Pro-gun Georgia lawmakers punish Delta for crossing NRA

Ben Nadler and R.j. Rico
Associated Press

Atlanta – Pro-gun Georgia lawmakers Thursday took revenge on Delta for crossing the National Rifle Association, killing a proposed tax break on jet fuel that would have saved the airline millions.

A sweeping tax bill with the fuel exemption stripped out by the Republicans passed the GOP-controlled House and Senate by wide margins, just days after Delta reacted to the school massacre in Florida by announcing it would no longer offer discount fares to NRA members.

Republican Gov. Nathan Deal criticized the Delta controversy as an “unbecoming squabble” but said he would sign the broader tax measure in whatever form it passed.

Delta, which is based in Atlanta and has 33,000 employees in Georgia, would have been the prime beneficiary of the tax break, estimated to be worth at least $38 million a year to airlines.

The political battle at the Georgia Capitol was the latest in the debate over gun control and school safety that flared after the Feb. 14 shooting rampage in Parkland, Florida, that left 17 students and educators dead.

Delta did not immediately return messages seeking comment. NRA spokeswoman Catherine Mortensen had no immediate comment.

The state Senate’s presiding officer, Republican Lt. Gov.

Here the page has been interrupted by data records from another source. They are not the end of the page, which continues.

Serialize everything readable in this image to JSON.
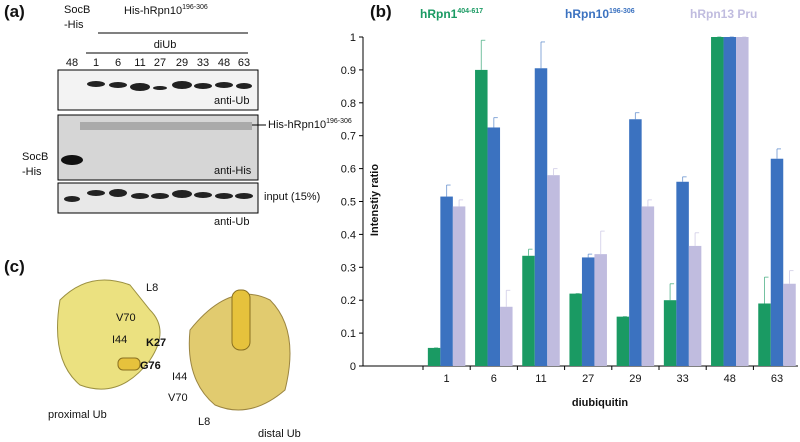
{
  "panel_a": {
    "label": "(a)",
    "socb_header": [
      "SocB",
      "-His"
    ],
    "his_header": {
      "text": "His-hRpn10",
      "sup": "196-306"
    },
    "diub": "diUb",
    "lanes": [
      "48",
      "1",
      "6",
      "11",
      "27",
      "29",
      "33",
      "48",
      "63"
    ],
    "blot1_label": "anti-Ub",
    "blot2_arrow": {
      "text": "His-hRpn10",
      "sup": "196-306"
    },
    "blot2_label": "anti-His",
    "blot2_side": [
      "SocB",
      "-His"
    ],
    "blot3_side": "input (15%)",
    "blot3_label": "anti-Ub"
  },
  "chart_data": {
    "type": "bar",
    "panel_label": "(b)",
    "y_label": "Intenstiy ratio",
    "x_label": "diubiquitin",
    "categories": [
      "1",
      "6",
      "11",
      "27",
      "29",
      "33",
      "48",
      "63"
    ],
    "series": [
      {
        "name": "hRpn1",
        "sup": "404-617",
        "color": "#1a9a63",
        "values": [
          0.055,
          0.9,
          0.335,
          0.22,
          0.15,
          0.2,
          1.0,
          0.19
        ],
        "errors": [
          0,
          0.09,
          0.02,
          0,
          0,
          0.05,
          0,
          0.08
        ]
      },
      {
        "name": "hRpn10",
        "sup": "196-306",
        "color": "#3b72c0",
        "values": [
          0.515,
          0.725,
          0.905,
          0.33,
          0.75,
          0.56,
          1.0,
          0.63
        ],
        "errors": [
          0.035,
          0.03,
          0.08,
          0.01,
          0.02,
          0.015,
          0,
          0.03
        ]
      },
      {
        "name": "hRpn13 Pru",
        "color": "#c0bcdf",
        "values": [
          0.485,
          0.18,
          0.58,
          0.34,
          0.485,
          0.365,
          1.0,
          0.25
        ],
        "errors": [
          0.02,
          0.05,
          0.02,
          0.07,
          0.02,
          0.04,
          0,
          0.04
        ]
      }
    ],
    "ylim": [
      0,
      1
    ],
    "yticks": [
      0,
      0.1,
      0.2,
      0.3,
      0.4,
      0.5,
      0.6,
      0.7,
      0.8,
      0.9,
      1
    ]
  },
  "panel_c": {
    "label": "(c)",
    "residues": [
      "L8",
      "V70",
      "I44",
      "K27",
      "G76",
      "I44",
      "V70",
      "L8"
    ],
    "proximal": "proximal Ub",
    "distal": "distal Ub"
  }
}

Casey Cagle, set up the showdown between gun-rights supporters and one of Georgia’s biggest private employers when he vowed Monday to stop any tax break that would benefit Delta.

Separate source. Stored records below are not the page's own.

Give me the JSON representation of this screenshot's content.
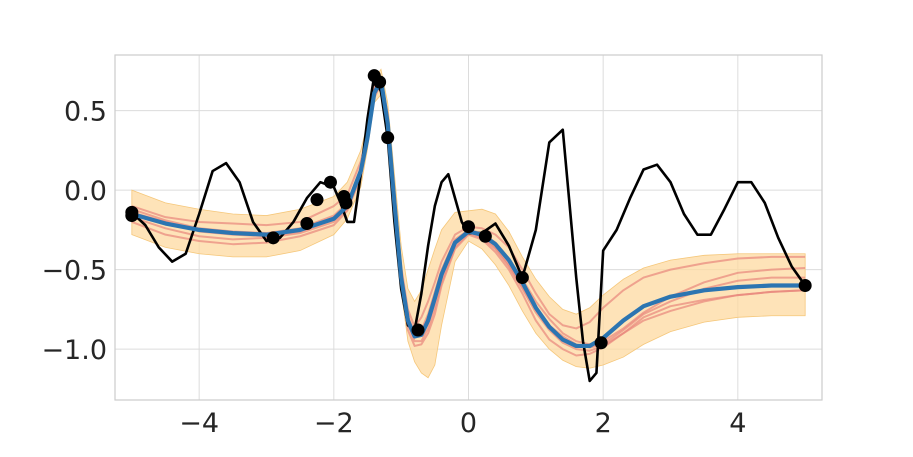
{
  "chart_data": {
    "type": "line",
    "title": "",
    "xlabel": "",
    "ylabel": "",
    "xlim": [
      -5.25,
      5.25
    ],
    "ylim": [
      -1.32,
      0.85
    ],
    "grid": true,
    "xticks": [
      -4,
      -2,
      0,
      2,
      4
    ],
    "yticks": [
      0.5,
      0.0,
      -0.5,
      -1.0
    ],
    "xtick_labels": [
      "−4",
      "−2",
      "0",
      "2",
      "4"
    ],
    "ytick_labels": [
      "0.5",
      "0.0",
      "−0.5",
      "−1.0"
    ],
    "colors": {
      "true_function": "#000000",
      "observations": "#000000",
      "mean": "#2c75b1",
      "confidence_band": "#fdd9a0",
      "samples": "#e8867c"
    },
    "confidence_band": {
      "x": [
        -5.0,
        -4.5,
        -4.0,
        -3.5,
        -3.0,
        -2.5,
        -2.0,
        -1.8,
        -1.6,
        -1.5,
        -1.4,
        -1.3,
        -1.2,
        -1.1,
        -1.0,
        -0.9,
        -0.8,
        -0.7,
        -0.6,
        -0.5,
        -0.4,
        -0.2,
        0.0,
        0.2,
        0.4,
        0.6,
        0.8,
        1.0,
        1.2,
        1.4,
        1.6,
        1.8,
        2.0,
        2.3,
        2.6,
        3.0,
        3.5,
        4.0,
        4.5,
        5.0
      ],
      "upper": [
        0.0,
        -0.08,
        -0.12,
        -0.15,
        -0.16,
        -0.12,
        -0.04,
        0.05,
        0.25,
        0.42,
        0.7,
        0.76,
        0.55,
        0.1,
        -0.35,
        -0.62,
        -0.7,
        -0.63,
        -0.5,
        -0.37,
        -0.25,
        -0.14,
        -0.13,
        -0.12,
        -0.15,
        -0.26,
        -0.42,
        -0.56,
        -0.67,
        -0.75,
        -0.78,
        -0.74,
        -0.66,
        -0.56,
        -0.49,
        -0.44,
        -0.41,
        -0.4,
        -0.4,
        -0.4
      ],
      "lower": [
        -0.28,
        -0.36,
        -0.4,
        -0.42,
        -0.42,
        -0.38,
        -0.28,
        -0.18,
        0.02,
        0.26,
        0.55,
        0.6,
        0.3,
        -0.2,
        -0.63,
        -0.95,
        -1.08,
        -1.15,
        -1.18,
        -1.1,
        -0.85,
        -0.45,
        -0.32,
        -0.37,
        -0.47,
        -0.6,
        -0.76,
        -0.9,
        -1.0,
        -1.07,
        -1.11,
        -1.12,
        -1.1,
        -1.05,
        -0.97,
        -0.89,
        -0.83,
        -0.8,
        -0.79,
        -0.79
      ]
    },
    "series": [
      {
        "role": "true_function",
        "x": [
          -5.0,
          -4.8,
          -4.6,
          -4.4,
          -4.2,
          -4.0,
          -3.8,
          -3.6,
          -3.4,
          -3.2,
          -3.0,
          -2.8,
          -2.6,
          -2.4,
          -2.2,
          -2.0,
          -1.9,
          -1.8,
          -1.7,
          -1.6,
          -1.5,
          -1.4,
          -1.3,
          -1.2,
          -1.1,
          -1.0,
          -0.9,
          -0.8,
          -0.7,
          -0.6,
          -0.5,
          -0.4,
          -0.3,
          -0.2,
          -0.1,
          0.0,
          0.2,
          0.4,
          0.6,
          0.8,
          1.0,
          1.2,
          1.4,
          1.6,
          1.7,
          1.8,
          1.9,
          2.0,
          2.2,
          2.4,
          2.6,
          2.8,
          3.0,
          3.2,
          3.4,
          3.6,
          3.8,
          4.0,
          4.2,
          4.4,
          4.6,
          4.8,
          5.0
        ],
        "y": [
          -0.14,
          -0.22,
          -0.36,
          -0.45,
          -0.4,
          -0.15,
          0.12,
          0.17,
          0.05,
          -0.2,
          -0.32,
          -0.3,
          -0.2,
          -0.05,
          0.05,
          0.02,
          -0.08,
          -0.2,
          -0.2,
          0.1,
          0.45,
          0.72,
          0.62,
          0.33,
          -0.2,
          -0.62,
          -0.85,
          -0.88,
          -0.65,
          -0.35,
          -0.1,
          0.05,
          0.1,
          -0.05,
          -0.2,
          -0.27,
          -0.27,
          -0.21,
          -0.35,
          -0.55,
          -0.25,
          0.3,
          0.38,
          -0.55,
          -0.95,
          -1.2,
          -1.15,
          -0.38,
          -0.25,
          -0.05,
          0.13,
          0.16,
          0.05,
          -0.15,
          -0.28,
          -0.28,
          -0.12,
          0.05,
          0.05,
          -0.08,
          -0.3,
          -0.48,
          -0.6
        ]
      },
      {
        "role": "mean",
        "x": [
          -5.0,
          -4.5,
          -4.0,
          -3.5,
          -3.0,
          -2.5,
          -2.0,
          -1.8,
          -1.6,
          -1.5,
          -1.4,
          -1.3,
          -1.2,
          -1.1,
          -1.0,
          -0.9,
          -0.8,
          -0.7,
          -0.6,
          -0.5,
          -0.4,
          -0.2,
          0.0,
          0.2,
          0.4,
          0.6,
          0.8,
          1.0,
          1.2,
          1.4,
          1.6,
          1.8,
          2.0,
          2.3,
          2.6,
          3.0,
          3.5,
          4.0,
          4.5,
          5.0
        ],
        "y": [
          -0.15,
          -0.21,
          -0.25,
          -0.27,
          -0.28,
          -0.25,
          -0.18,
          -0.1,
          0.12,
          0.33,
          0.61,
          0.69,
          0.42,
          -0.08,
          -0.55,
          -0.82,
          -0.92,
          -0.91,
          -0.82,
          -0.68,
          -0.53,
          -0.33,
          -0.26,
          -0.28,
          -0.34,
          -0.44,
          -0.58,
          -0.74,
          -0.86,
          -0.94,
          -0.98,
          -0.98,
          -0.93,
          -0.82,
          -0.73,
          -0.67,
          -0.63,
          -0.61,
          -0.6,
          -0.6
        ]
      },
      {
        "role": "sample",
        "x": [
          -5.0,
          -4.5,
          -4.0,
          -3.5,
          -3.0,
          -2.5,
          -2.0,
          -1.8,
          -1.6,
          -1.5,
          -1.4,
          -1.3,
          -1.2,
          -1.1,
          -1.0,
          -0.9,
          -0.8,
          -0.7,
          -0.6,
          -0.5,
          -0.4,
          -0.2,
          0.0,
          0.2,
          0.4,
          0.6,
          0.8,
          1.0,
          1.2,
          1.4,
          1.6,
          1.8,
          2.0,
          2.3,
          2.6,
          3.0,
          3.5,
          4.0,
          4.5,
          5.0
        ],
        "y": [
          -0.1,
          -0.17,
          -0.2,
          -0.21,
          -0.22,
          -0.2,
          -0.1,
          -0.03,
          0.18,
          0.36,
          0.66,
          0.7,
          0.48,
          0.0,
          -0.48,
          -0.75,
          -0.86,
          -0.8,
          -0.7,
          -0.58,
          -0.45,
          -0.28,
          -0.23,
          -0.24,
          -0.28,
          -0.36,
          -0.5,
          -0.65,
          -0.78,
          -0.85,
          -0.87,
          -0.83,
          -0.74,
          -0.63,
          -0.55,
          -0.5,
          -0.46,
          -0.43,
          -0.42,
          -0.42
        ]
      },
      {
        "role": "sample",
        "x": [
          -5.0,
          -4.5,
          -4.0,
          -3.5,
          -3.0,
          -2.5,
          -2.0,
          -1.8,
          -1.6,
          -1.5,
          -1.4,
          -1.3,
          -1.2,
          -1.1,
          -1.0,
          -0.9,
          -0.8,
          -0.7,
          -0.6,
          -0.5,
          -0.4,
          -0.2,
          0.0,
          0.2,
          0.4,
          0.6,
          0.8,
          1.0,
          1.2,
          1.4,
          1.6,
          1.8,
          2.0,
          2.3,
          2.6,
          3.0,
          3.5,
          4.0,
          4.5,
          5.0
        ],
        "y": [
          -0.2,
          -0.28,
          -0.32,
          -0.34,
          -0.33,
          -0.29,
          -0.22,
          -0.13,
          0.08,
          0.3,
          0.58,
          0.67,
          0.38,
          -0.12,
          -0.58,
          -0.88,
          -0.98,
          -0.97,
          -0.9,
          -0.78,
          -0.6,
          -0.37,
          -0.28,
          -0.31,
          -0.39,
          -0.5,
          -0.65,
          -0.82,
          -0.94,
          -1.0,
          -1.04,
          -1.03,
          -0.99,
          -0.9,
          -0.8,
          -0.73,
          -0.69,
          -0.66,
          -0.64,
          -0.63
        ]
      },
      {
        "role": "sample",
        "x": [
          -5.0,
          -4.5,
          -4.0,
          -3.5,
          -3.0,
          -2.5,
          -2.0,
          -1.8,
          -1.6,
          -1.5,
          -1.4,
          -1.3,
          -1.2,
          -1.1,
          -1.0,
          -0.9,
          -0.8,
          -0.7,
          -0.6,
          -0.5,
          -0.4,
          -0.2,
          0.0,
          0.2,
          0.4,
          0.6,
          0.8,
          1.0,
          1.2,
          1.4,
          1.6,
          1.8,
          2.0,
          2.3,
          2.6,
          3.0,
          3.5,
          4.0,
          4.5,
          5.0
        ],
        "y": [
          -0.12,
          -0.19,
          -0.24,
          -0.26,
          -0.27,
          -0.24,
          -0.16,
          -0.08,
          0.14,
          0.34,
          0.63,
          0.71,
          0.45,
          -0.05,
          -0.52,
          -0.79,
          -0.9,
          -0.88,
          -0.78,
          -0.64,
          -0.5,
          -0.31,
          -0.25,
          -0.27,
          -0.33,
          -0.43,
          -0.56,
          -0.7,
          -0.81,
          -0.9,
          -0.95,
          -0.97,
          -0.95,
          -0.87,
          -0.77,
          -0.67,
          -0.58,
          -0.52,
          -0.5,
          -0.49
        ]
      },
      {
        "role": "sample",
        "x": [
          -5.0,
          -4.5,
          -4.0,
          -3.5,
          -3.0,
          -2.5,
          -2.0,
          -1.8,
          -1.6,
          -1.5,
          -1.4,
          -1.3,
          -1.2,
          -1.1,
          -1.0,
          -0.9,
          -0.8,
          -0.7,
          -0.6,
          -0.5,
          -0.4,
          -0.2,
          0.0,
          0.2,
          0.4,
          0.6,
          0.8,
          1.0,
          1.2,
          1.4,
          1.6,
          1.8,
          2.0,
          2.3,
          2.6,
          3.0,
          3.5,
          4.0,
          4.5,
          5.0
        ],
        "y": [
          -0.17,
          -0.24,
          -0.29,
          -0.31,
          -0.3,
          -0.27,
          -0.2,
          -0.12,
          0.1,
          0.31,
          0.6,
          0.66,
          0.4,
          -0.1,
          -0.56,
          -0.84,
          -0.95,
          -0.95,
          -0.87,
          -0.74,
          -0.58,
          -0.36,
          -0.27,
          -0.3,
          -0.37,
          -0.48,
          -0.62,
          -0.77,
          -0.88,
          -0.96,
          -1.0,
          -1.01,
          -0.98,
          -0.9,
          -0.82,
          -0.76,
          -0.7,
          -0.66,
          -0.64,
          -0.63
        ]
      },
      {
        "role": "sample",
        "x": [
          -5.0,
          -4.5,
          -4.0,
          -3.5,
          -3.0,
          -2.5,
          -2.0,
          -1.8,
          -1.6,
          -1.5,
          -1.4,
          -1.3,
          -1.2,
          -1.1,
          -1.0,
          -0.9,
          -0.8,
          -0.7,
          -0.6,
          -0.5,
          -0.4,
          -0.2,
          0.0,
          0.2,
          0.4,
          0.6,
          0.8,
          1.0,
          1.2,
          1.4,
          1.6,
          1.8,
          2.0,
          2.3,
          2.6,
          3.0,
          3.5,
          4.0,
          4.5,
          5.0
        ],
        "y": [
          -0.14,
          -0.2,
          -0.26,
          -0.28,
          -0.29,
          -0.26,
          -0.17,
          -0.1,
          0.11,
          0.33,
          0.62,
          0.7,
          0.44,
          -0.06,
          -0.53,
          -0.8,
          -0.91,
          -0.9,
          -0.82,
          -0.67,
          -0.52,
          -0.32,
          -0.26,
          -0.29,
          -0.36,
          -0.47,
          -0.61,
          -0.75,
          -0.85,
          -0.92,
          -0.97,
          -0.99,
          -0.97,
          -0.88,
          -0.78,
          -0.7,
          -0.62,
          -0.57,
          -0.55,
          -0.55
        ]
      }
    ],
    "observations": {
      "x": [
        -5.0,
        -5.0,
        -2.9,
        -2.4,
        -2.25,
        -2.05,
        -1.85,
        -1.82,
        -1.4,
        -1.32,
        -1.2,
        -0.75,
        0.0,
        0.25,
        0.8,
        1.97,
        5.0
      ],
      "y": [
        -0.14,
        -0.16,
        -0.3,
        -0.21,
        -0.06,
        0.05,
        -0.04,
        -0.08,
        0.72,
        0.68,
        0.33,
        -0.88,
        -0.23,
        -0.29,
        -0.55,
        -0.96,
        -0.6
      ]
    }
  }
}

“Corporations cannot attack conservatives and expect us not to fight back,” he tweeted.

The dispute stirred fears of damage to Georgia’s business-friendly reputation, and politicians in several other states seized on the furor in recent days, urging Delta to move its headquarters.

“Hey @delta – Virginia is for lovers and airline hubs. You’re welcome here any time,” Virginia Gov. Ralph Northam, a Democrat, tweeted.

The Delta provision barely came up Thursday in either legislative chamber during debate on the underlying tax bill, designed in part to give back to Georgia taxpayers $5.2 billion in extra state revenue expected over the next five years because of the recent federal tax overhaul.

Cagle took a softer tone in celebrating victory Thursday.

“Obviously the political environment does sometimes get a little testy, but in the end, it’s all about the product,” said Cagle, who is running this year to succeed the governor.

The Senate passed the tax measure 44-10, with Democrats accounting for all of the no votes. The House followed with a 135-24 vote.